The idea came from Selene in Italy after WW2 when they needed extra traction for ploughing heavy clay soils. Selene used surplus front axles off the GMC 6x6 CCKW trucks which had been left in Europe by the US Army.

The first tractors converted with the 1945-51 Fordson E27N Majors. The project was very successful, and they went on to convert Ferguson T20 & Ford 9N/2N tractors using Jeep front axles.

The CCKW front axles were made by two different companies and were known as "banjo" and as "split" by GMC & the army. The one side of the axle was shortened to make them the correct width for use on tractors.

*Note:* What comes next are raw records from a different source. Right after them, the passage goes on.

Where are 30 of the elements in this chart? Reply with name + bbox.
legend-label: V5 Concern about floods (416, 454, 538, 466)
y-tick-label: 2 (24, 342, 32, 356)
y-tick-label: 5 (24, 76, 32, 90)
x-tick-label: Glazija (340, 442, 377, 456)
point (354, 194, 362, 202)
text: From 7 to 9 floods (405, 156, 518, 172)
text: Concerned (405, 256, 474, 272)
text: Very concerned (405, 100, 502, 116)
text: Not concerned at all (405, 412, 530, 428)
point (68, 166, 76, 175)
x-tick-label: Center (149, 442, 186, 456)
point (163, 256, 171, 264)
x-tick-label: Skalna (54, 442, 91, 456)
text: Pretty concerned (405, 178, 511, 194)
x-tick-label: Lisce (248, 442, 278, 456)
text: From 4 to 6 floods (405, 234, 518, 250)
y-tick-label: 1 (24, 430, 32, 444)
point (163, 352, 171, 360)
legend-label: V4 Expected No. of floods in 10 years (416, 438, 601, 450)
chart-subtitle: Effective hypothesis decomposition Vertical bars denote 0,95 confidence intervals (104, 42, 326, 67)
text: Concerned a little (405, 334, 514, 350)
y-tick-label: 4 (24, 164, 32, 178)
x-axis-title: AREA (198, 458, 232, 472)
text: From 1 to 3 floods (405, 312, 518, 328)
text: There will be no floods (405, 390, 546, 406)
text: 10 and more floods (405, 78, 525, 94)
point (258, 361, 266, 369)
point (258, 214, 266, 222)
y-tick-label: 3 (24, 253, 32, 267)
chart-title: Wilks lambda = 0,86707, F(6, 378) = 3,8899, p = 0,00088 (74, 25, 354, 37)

The name chosen by Selene for these conversions was MANUAL. They supplied kits for many makes of tractors in Europe. The CCKW axles was used on larger tractors, and the Dodge WC-51 axle for smaller tractors. Selene supplied them all over Europe.

In 1954 the British crawler manufacturer Roadless Traction obtained the licence to sell the Manual 4wd axles & transfer boxes in Britain, Canada and the USA to fit only to Fordson Diesel Major tractors.

Initially kits were bought in from Selene and fitted to tractors - later Roadless were able to manufacture the transfer boxes and to purchase the axles from surplus stocks dirrect, paying Selene a royalty for each tractor converted. This arrangement continued for many years into the Ford 5000 tractors.

Roadless also sold the Fordson Dexta, Super Dexta and Ford 3000 fitted with Selene axles based on the Dodge 51 axle & transfer boxes . ALL these came into Britain as complete kits from Selene.

I'll post some photos of the 1963 Roadless 6/4 tractor fitted with 6 cylinder engine in another thread.